Kleine Chronik der Universität Helmstedt (1576–1810)
Zeitleiste der Universität Helmstedt
1568
Einführung der Reformation durch Herzog Julius zu Braunschweig-Lüneburg, Fürst von Braunschweig-Wolfenbüttel (1528–1589).
1571
Gründung des „Paedagogium illustre“, eines Obergymnasiums (Juliusschule) nach württembergischem Vorbild in den Räumen des Gandersheimer Franziskanerklosters.
1574
Umzug der Juliusschule in die Stadt Helmstedt.
1575
Privileg zur Universitätsgründung durch Kaiser Maximilian II. (1527–1576) vom 14. Mai 1575.
1576
Ausarbeitung der Helmstedter Universitätsverfassung durch David Chyträus, Martin Chemnitz, Timotheus Kirchner und Herzog Julius zu Braunschweig-Lüneburg zwischen Februar und April 1576 im Kloster Riddagshausen.
15. Oktober 1576
Feierliche Eröffnung der Universität.
16. Oktober 1576
Erste Examinierung und Promovierung von zehn philosophischen Magistern.
1589
Herzog Heinrich Julius zu Braunschweig-Lüneburg, Fürst von Braunschweig-Wolfenbüttel (1564–1613), tritt die Regierung an und sorgt für den Bau des Hauptgebäudes der Universität („Juleum novum“, 1592–1597), welches am 15. Oktober 1612 eingeweiht wird.
1589
Johannes Caselius (1533–1613) wird als ordentlicher Professor der Philosophie nach Helmstedt berufen.
1592
Spezialprivileg (universitätseigene Gerichtsbarkeit, spezielle Steuerbefreiung aller Universitätsangehörigen und -verwandten) führt zu permanenten Auseinandersetzungen mit dem Rat der Stadt.
1615
Georg Calixt (1586–1656) wird als ordentlicher Professor der Theologie nach Helmstedt berufen und gilt als Begründer der theologischen Irenik (Ökumene).
1616
Drittgrößte Universität des Heiligen Römischen Reichs Deutscher Nation mit 559 Immatrikulationen in diesem Jahr.
1625
Nach der Niederlage des Königs von Dänemark und Norwegen, Christians IV. (1577–1648), in der Schlacht bei Lutter am Barenberge fällt das Fürstentum Wolfenbüttel an die kaiserlich-habsburgischen Truppen.
1625–1628/29
Pestepidemie in Helmstedt.
1626–1628
Geringe bis keine Lehrtätigkeit, 1626/27 keine Immatrikulationen.
1628
Schutzbrief Wallensteins (1583–1634) für die Universität begünstigt die Wiederaufnahme des Lehrbetriebs in Helmstedt.
1629
Schenkung der drei Calenbergischen Klöster Weende, Mariengarten und Hilwartshausen an die Universität Helmstedt führt zur Stabilisierung der finanziellen Grundlage der Hochschule.
1634
Hermann Conring (1606–1683) wird als ordentlicher Professor der Naturphilosophie und Rhetorik nach Helmstedt berufen. 1637 folgt die Berufung zum ordentlichen Professor der Medizin, später zusätzlich zum Professor der Politik.

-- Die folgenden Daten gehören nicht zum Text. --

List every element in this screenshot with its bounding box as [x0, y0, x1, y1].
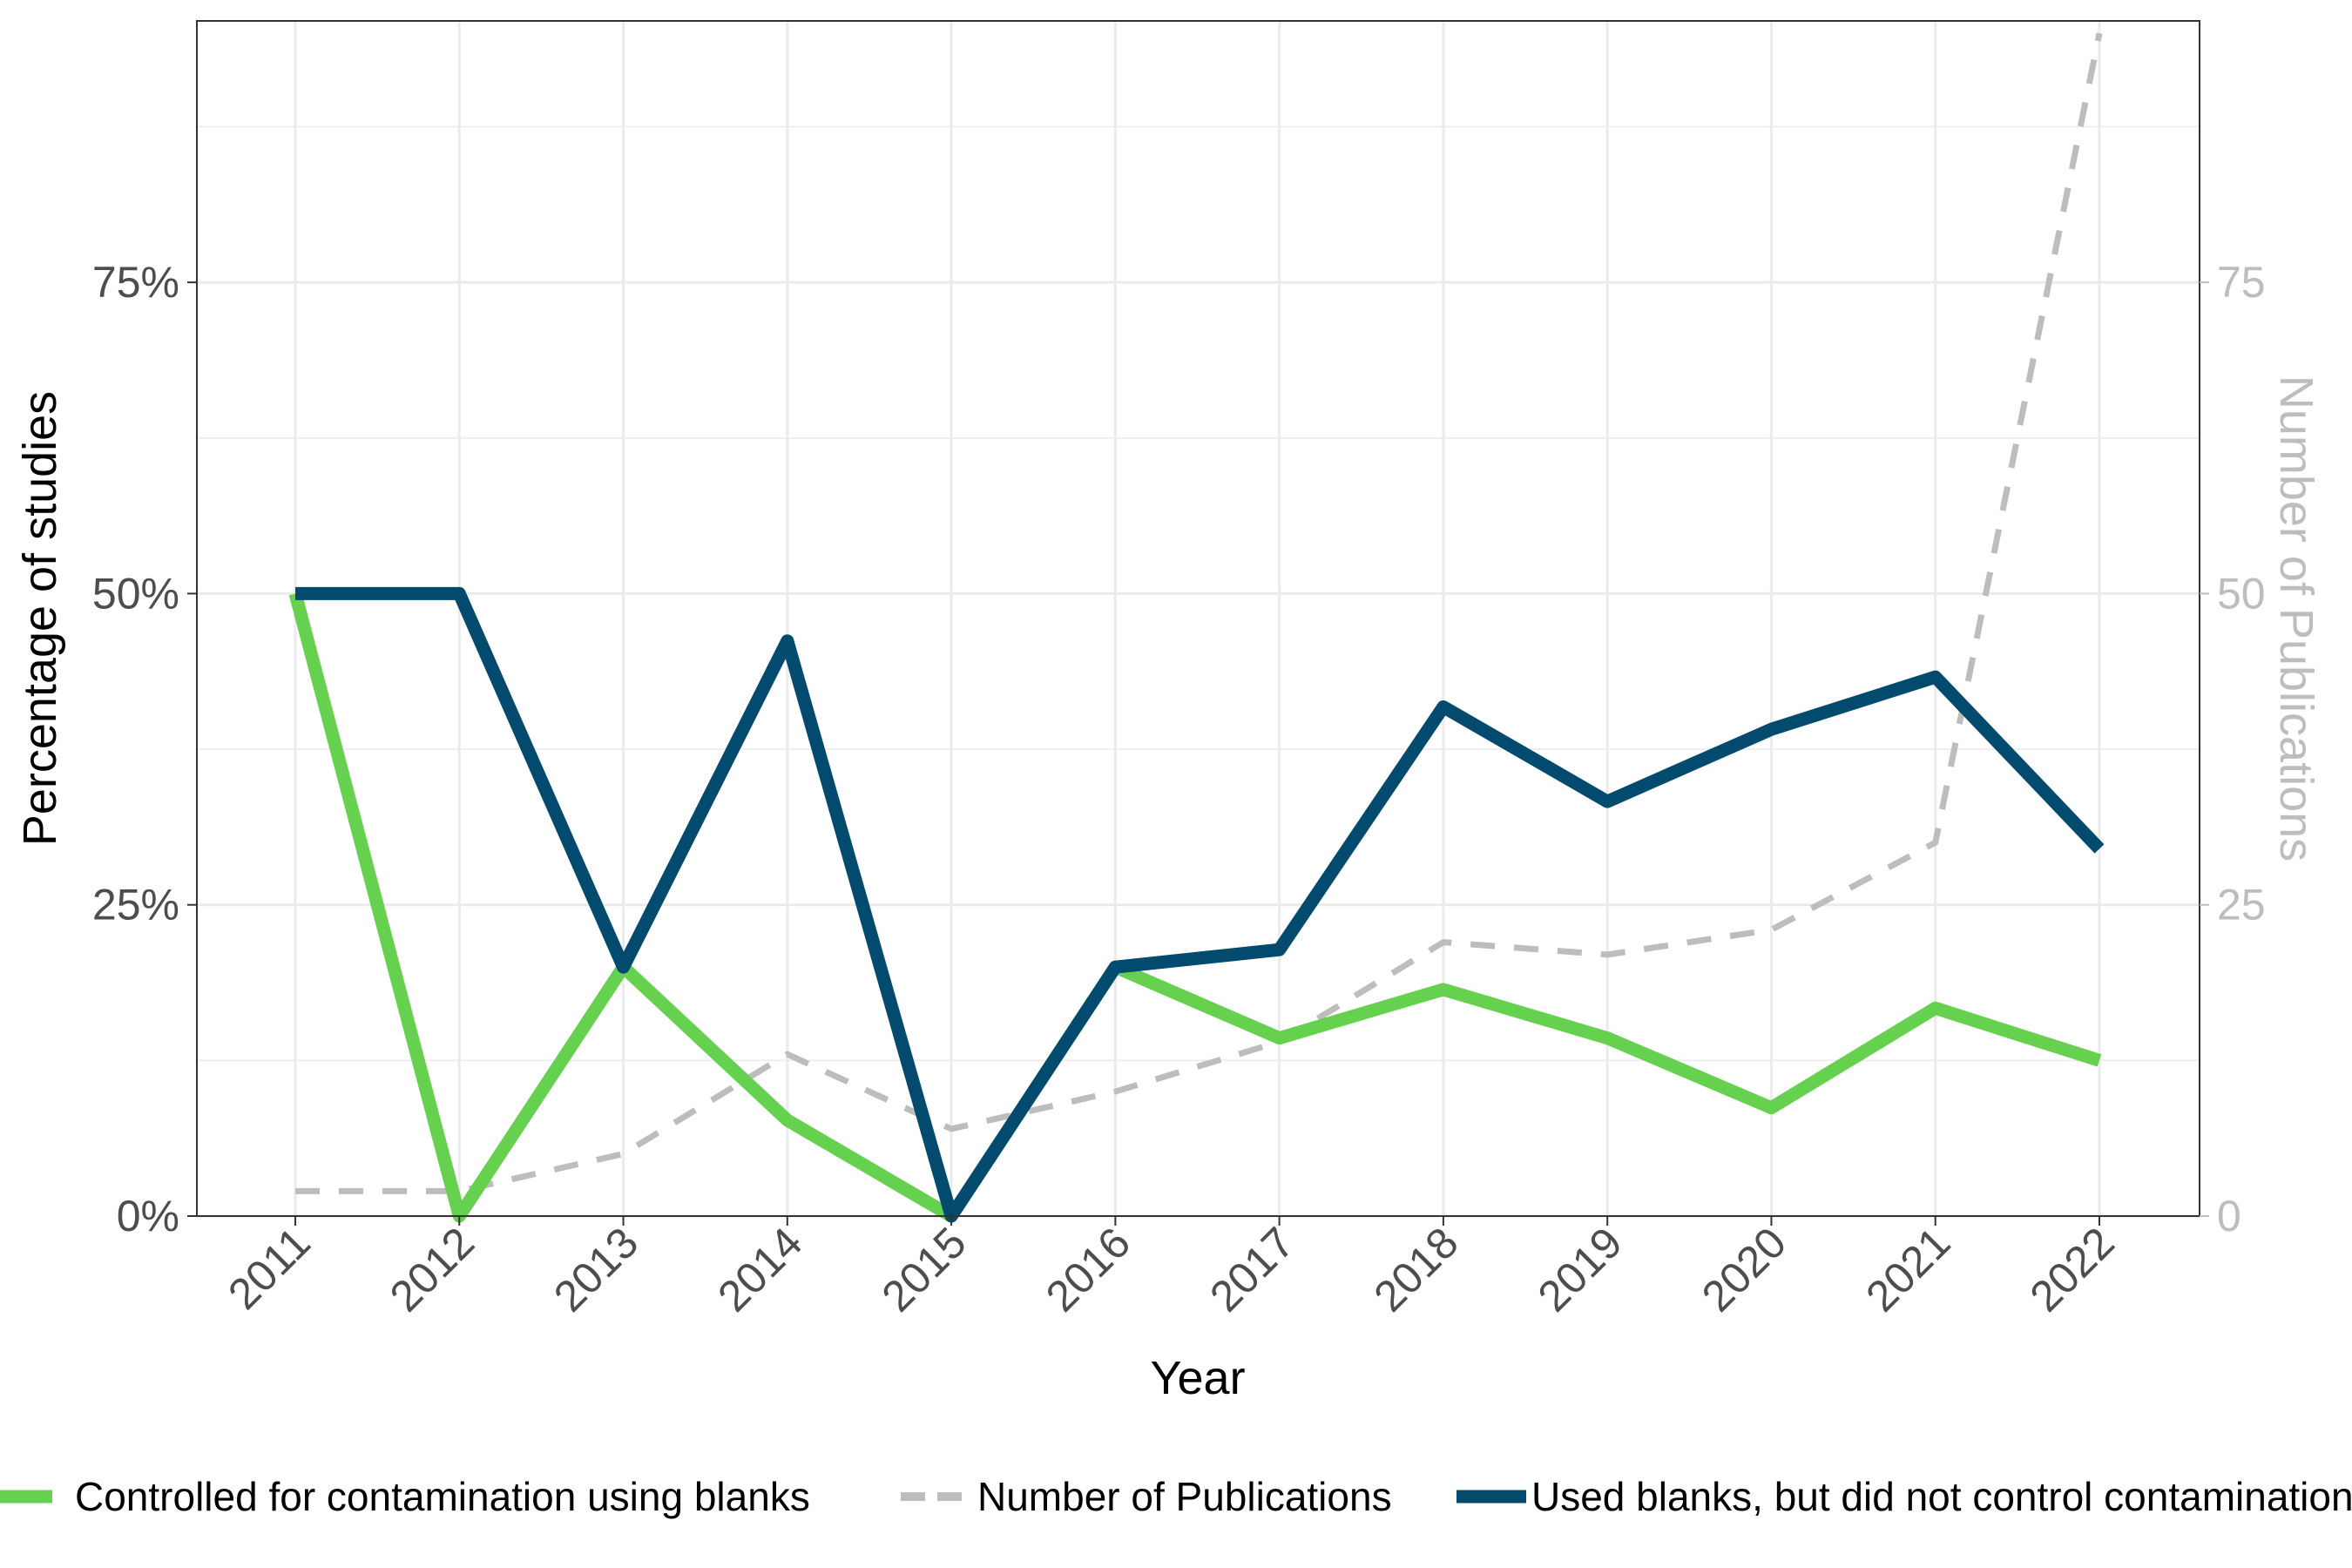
- series-line: [295, 586, 2105, 1223]
- legend-label: Used blanks, but did not control contami…: [1531, 1474, 2352, 1519]
- x-axis-title: Year: [1150, 1352, 1245, 1404]
- series-lines: [288, 32, 2105, 1223]
- series-line: [288, 591, 2102, 1223]
- grid-lines: [197, 21, 2200, 1218]
- y-tick-label: 75%: [92, 258, 179, 307]
- y-right-tick-label: 25: [2217, 881, 2266, 929]
- legend: Controlled for contamination using blank…: [0, 1474, 2352, 1519]
- y-axis-right-title: Number of Publications: [2270, 375, 2322, 862]
- y-axis-title: Percentage of studies: [14, 391, 66, 846]
- y-right-tick-label: 50: [2217, 569, 2266, 618]
- y-tick-label: 0%: [117, 1192, 179, 1240]
- legend-label: Number of Publications: [977, 1474, 1392, 1519]
- y-tick-label: 50%: [92, 569, 179, 618]
- legend-label: Controlled for contamination using blank…: [75, 1474, 810, 1519]
- y-right-tick-label: 0: [2217, 1192, 2241, 1240]
- y-right-tick-label: 75: [2217, 258, 2266, 307]
- y-tick-label: 25%: [92, 881, 179, 929]
- plot-panel-border: [196, 20, 2200, 1217]
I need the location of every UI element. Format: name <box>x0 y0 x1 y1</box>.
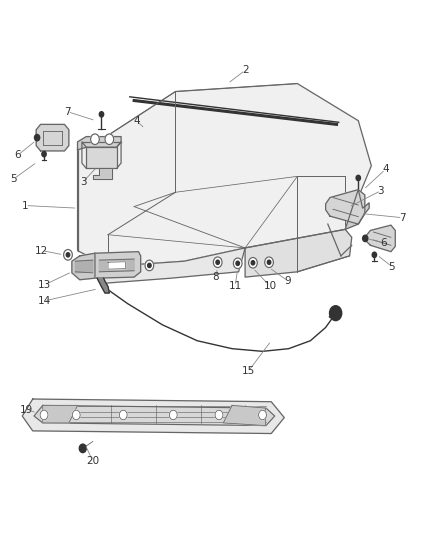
Polygon shape <box>93 168 113 179</box>
Polygon shape <box>102 248 245 284</box>
Circle shape <box>265 257 273 268</box>
Polygon shape <box>345 190 369 229</box>
Circle shape <box>119 410 127 419</box>
Circle shape <box>64 249 72 260</box>
Circle shape <box>91 134 99 144</box>
Circle shape <box>356 175 360 181</box>
Circle shape <box>148 263 151 268</box>
Text: 1: 1 <box>22 200 28 211</box>
Circle shape <box>145 260 154 271</box>
Text: 13: 13 <box>37 280 51 290</box>
Polygon shape <box>245 229 352 277</box>
Text: 19: 19 <box>20 405 33 415</box>
Text: 5: 5 <box>389 262 395 271</box>
Text: 7: 7 <box>64 107 71 117</box>
Circle shape <box>249 257 257 268</box>
Text: 15: 15 <box>242 366 255 376</box>
Circle shape <box>215 410 223 419</box>
Circle shape <box>72 410 80 419</box>
Text: 4: 4 <box>133 116 140 126</box>
Polygon shape <box>366 225 395 252</box>
Text: 14: 14 <box>37 296 51 306</box>
Circle shape <box>216 260 219 264</box>
Polygon shape <box>93 252 141 278</box>
Text: 3: 3 <box>378 185 384 196</box>
Polygon shape <box>34 406 275 425</box>
Text: 7: 7 <box>399 213 406 223</box>
Circle shape <box>66 253 70 257</box>
Circle shape <box>251 261 254 265</box>
Polygon shape <box>108 262 125 269</box>
Polygon shape <box>36 124 69 151</box>
Polygon shape <box>72 253 95 280</box>
Circle shape <box>258 410 266 419</box>
Text: 8: 8 <box>212 272 219 282</box>
Circle shape <box>79 444 86 453</box>
Circle shape <box>42 151 46 157</box>
Polygon shape <box>43 406 78 423</box>
Circle shape <box>99 112 104 117</box>
Polygon shape <box>223 406 265 425</box>
Circle shape <box>213 257 222 268</box>
Polygon shape <box>75 260 93 273</box>
Polygon shape <box>97 278 110 293</box>
Text: 10: 10 <box>263 281 276 291</box>
Text: 5: 5 <box>10 174 17 184</box>
Polygon shape <box>78 84 371 266</box>
Text: 12: 12 <box>35 246 49 256</box>
Polygon shape <box>86 147 117 168</box>
Circle shape <box>329 306 342 320</box>
Text: 6: 6 <box>380 238 386 248</box>
Circle shape <box>267 260 271 264</box>
Polygon shape <box>22 399 284 433</box>
Text: 3: 3 <box>80 176 87 187</box>
Text: 20: 20 <box>86 456 99 466</box>
Text: 6: 6 <box>14 150 21 160</box>
Circle shape <box>35 134 40 141</box>
Text: 9: 9 <box>284 276 291 286</box>
Circle shape <box>40 410 48 419</box>
Text: 11: 11 <box>229 281 242 291</box>
Circle shape <box>170 410 177 419</box>
Polygon shape <box>78 136 121 150</box>
Circle shape <box>236 261 240 265</box>
Circle shape <box>105 134 114 144</box>
Polygon shape <box>325 190 365 224</box>
Text: 2: 2 <box>242 66 248 75</box>
Polygon shape <box>99 259 134 272</box>
Text: 4: 4 <box>382 165 389 174</box>
Circle shape <box>233 258 242 269</box>
Circle shape <box>363 235 368 241</box>
Circle shape <box>372 252 377 257</box>
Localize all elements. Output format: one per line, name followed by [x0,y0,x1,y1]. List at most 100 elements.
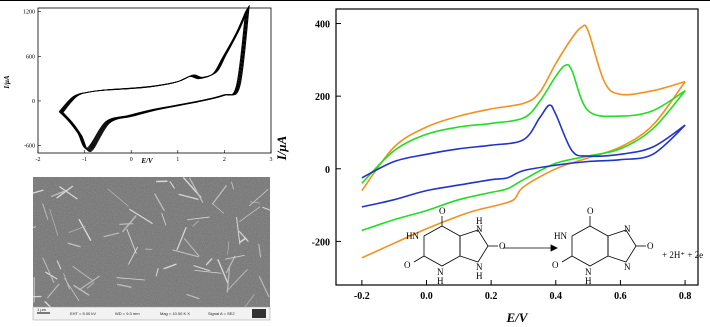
sem-flake-edge [193,265,210,272]
sem-flake-edge [226,267,231,293]
sem-flake-edge [212,185,227,205]
product-atom-h-bottom: H [585,276,592,286]
sem-flake-edge [107,188,129,207]
sem-flake-edge [78,218,92,241]
sem-flake-edge [244,294,255,307]
inset-cycle-curve [62,5,250,113]
sem-flake-edge [258,276,270,298]
inset-x-tick-label: 1 [176,157,179,163]
inset-x-tick-label: 0 [130,157,133,163]
reactant-six-ring [423,225,461,267]
sem-flake-edge [68,225,86,233]
inset-cv-chart: -2 -1 0 1 2 3 1200 600 0 -600 E/V I/μA [3,5,273,165]
inset-x-axis-title: E/V [140,157,154,165]
inset-cycle-curve [62,6,250,152]
inset-cycle-curve [62,5,250,152]
sem-flake-edge [86,282,95,289]
main-series-2-reverse [361,124,686,208]
sem-flake-edge [47,283,60,299]
inset-cycle-curve [60,8,248,151]
reactant-atom-n-bottom: N [437,267,444,277]
product-atom-hn: HN [554,231,567,241]
main-x-tick-label: 0.8 [679,291,692,302]
sem-flake-edge [194,269,222,274]
reactant-atom-o-top: O [439,206,446,216]
sem-flake-edge [44,301,52,307]
sem-flake-edge [116,277,145,281]
sem-flake-edge [178,193,199,200]
sem-flake-edge [42,203,49,220]
sem-flake-edge [189,177,204,203]
sem-flake-edge [225,254,245,260]
sem-flake-edge [238,231,249,242]
sem-flake-edge [51,190,65,197]
main-y-tick-label: -200 [312,237,330,248]
sem-flake-edge [72,266,94,282]
sem-flake-edge [78,275,100,291]
sem-info-eht: EHT = 5.00 kV [70,311,96,316]
sem-flake-edge [161,213,167,226]
product-atom-n-bottom: N [585,267,592,277]
sem-flake-features [33,177,270,307]
sem-scale-label: 1 μm [37,307,47,312]
sem-flake-edge [56,185,74,199]
sem-flake-edge [67,242,81,248]
reactant-carbonyl-left [413,255,425,263]
main-axis-ticks: -0.2 0.0 0.2 0.4 0.6 0.8 400 200 0 -200 [312,20,692,302]
inset-y-tick-label: -600 [24,144,35,150]
product-five-ring [607,229,637,263]
reaction-suffix: + 2H⁺ + 2e [662,250,703,260]
sem-flake-edge [128,246,138,265]
sem-info-mag: Mag = 10.00 K X [160,311,190,316]
reactant-atom-h-lower: H [476,271,483,281]
sem-image-texture [33,177,270,307]
sem-info-signal: Signal A = SE2 [208,311,235,316]
sem-flake-edge [239,237,247,243]
sem-flake-edge [155,267,159,277]
product-atom-n-top: N [624,224,631,234]
main-x-tick-label: 0.2 [485,291,498,302]
inset-y-tick-label: 600 [26,54,35,60]
main-curves [361,24,686,259]
main-x-axis-title: E/V [506,310,529,325]
inset-x-tick-label: -1 [82,157,87,163]
main-x-tick-label: 0.0 [420,291,433,302]
sem-micrograph: 1 μm EHT = 5.00 kV WD = 9.3 mm Mag = 10.… [32,177,271,321]
main-series-1-forward [361,63,686,184]
sem-flake-edge [227,269,248,290]
inset-x-tick-label: 3 [270,157,273,163]
sem-flake-edge [262,206,270,211]
reactant-atom-o-right: O [499,241,506,251]
sem-flake-edge [49,208,59,236]
reactant-atom-n-top: N [476,224,483,234]
reactant-atom-h-top: H [476,216,483,226]
sem-info-bar [32,306,271,321]
inset-cycle-curve [59,9,247,150]
product-six-ring [571,225,609,267]
inset-y-axis-title: I/μA [3,75,11,90]
sem-flake-edge [163,263,177,270]
inset-x-tick-label: 2 [223,157,226,163]
inset-y-tick-label: 0 [32,99,35,105]
sem-flake-edge [33,189,44,194]
sem-flake-edge [33,226,37,228]
sem-flake-edge [169,181,175,189]
inset-cycle-curve [58,11,246,149]
sem-flake-edge [172,249,200,258]
reactant-atom-o-left: O [404,260,411,270]
main-series-0-reverse [361,81,686,259]
product-atom-o-left: O [552,260,559,270]
sem-flake-edge [59,186,78,200]
sem-flake-edge [205,258,213,266]
sem-flake-edge [225,255,236,274]
sem-flake-edge [183,238,200,257]
sem-flake-edge [119,222,134,226]
reactant-atom-h-bottom: H [437,276,444,286]
sem-flake-edge [212,203,225,214]
main-x-tick-label: 0.6 [614,291,627,302]
sem-flake-edge [186,216,210,221]
reactant-atom-hn: HN [406,231,419,241]
sem-flake-edge [176,227,187,251]
sem-flake-edge [63,273,70,290]
sem-flake-edge [45,271,58,280]
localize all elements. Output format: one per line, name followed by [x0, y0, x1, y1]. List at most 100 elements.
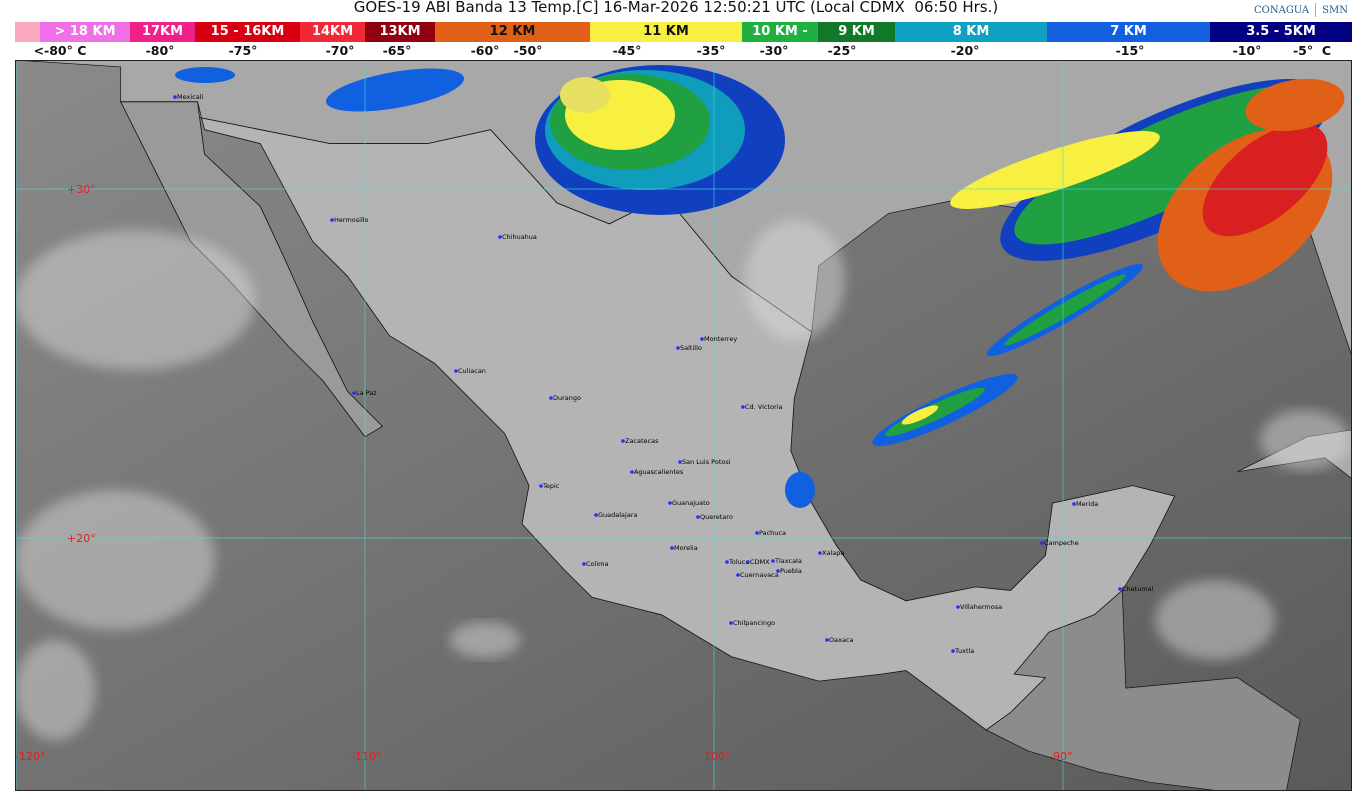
- city-marker: [676, 346, 680, 350]
- city-label: Guanajuato: [672, 499, 710, 507]
- city-marker: [700, 337, 704, 341]
- city-marker: [668, 501, 672, 505]
- city-marker: [352, 391, 356, 395]
- city-marker: [741, 405, 745, 409]
- city-marker: [330, 218, 334, 222]
- city-label: Chetumal: [1122, 585, 1154, 593]
- scale-segment: > 18 KM: [40, 22, 130, 42]
- scale-temperature-label: -75°: [228, 43, 258, 58]
- cloud-haze: [450, 622, 520, 658]
- agency-logos: CONAGUA SMN: [1254, 3, 1348, 17]
- city-label: Culiacan: [458, 367, 486, 375]
- city-label: Cuernavaca: [740, 571, 779, 579]
- city-label: Mexicali: [177, 93, 204, 101]
- city-marker: [1040, 541, 1044, 545]
- city-marker: [746, 560, 750, 564]
- scale-temperature-label: -45°: [612, 43, 642, 58]
- city-marker: [670, 546, 674, 550]
- latitude-label: +30°: [67, 183, 96, 196]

Er gilt als Begründer der deutschen Rechtsgeschichte.
1635
Nach dem Aussterben des Mittleren Hauses Braunschweig-Wolfenbüttel tritt Herzog August der Jüngere (1579–1666) die Regierung an. Die Universität Helmstedt wird welfische Samtuniversität, das Rektorat wechselt zwischen den Häusern Lüneburg (Celle), Calenberg (Hannover) und Wolfenbüttel.
1637
Herzogliche Visitationsprozesse regulieren die Finanzen und den Universitätslehrbetrieb.
1665
Aufnahme des Lehrbetriebs an der Universität Kiel, die Immatrikulationszahlen in Helmstedt gehen stark zurück.
1687
Gründung einer Ritterakademie in Wolfenbüttel, die bis 1713 besteht.
1694
Feierliche Eröffnung der Universität Halle.
1713
Gottlieb Samuel Treuer (1683–1743) wird als ordentlicher Professor der Moral und Politik nach Helmstedt berufen, 1731 zusätzlich ordentlicher Professor der Rechte. 1734 wechselt er als Gründungsdekan der Philosophischen Fakultät an die Universität Göttingen.
1720
Lorenz Heister (1683–1758) wird als ordentlicher Professor der Anatomie und Chirurgie nach Helmstedt berufen. Er gilt als bedeutender Chirurg des 18. Jahrhunderts. 1730 wird er zusätzlich ordentlicher Professor der Botanik und Leiter des botanisch-medizinischen Gartens.
1723
Johann Lorenz von Mosheim (1694–1755), einer der bedeutendsten Theologen des 18. Jahrhunderts, wird nach Helmstedt berufen.
1734
Aufnahme des Lehrbetriebs an der Universität Göttingen, feierliche Eröffnung 1737.
1745
Kurhannover zieht sich aus der Trägerschaft der Universität Helmstedt zurück.
1807
Der Frieden von Tilsit gliedert das Herzogtum Braunschweig-Wolfenbüttel in das Königreich Westfalen unter König Jérôme Bonaparte ein. In diesem Staatsgebilde existieren mit Marburg, Helmstedt, Rinteln, Halle und Göttingen gleich fünf Volluniversitäten.
10. Dezember 1809
Edikt zur Auflösung der Universität Helmstedt.
1. Mai 1810
Endgültige Schließung der Universität Helmstedt.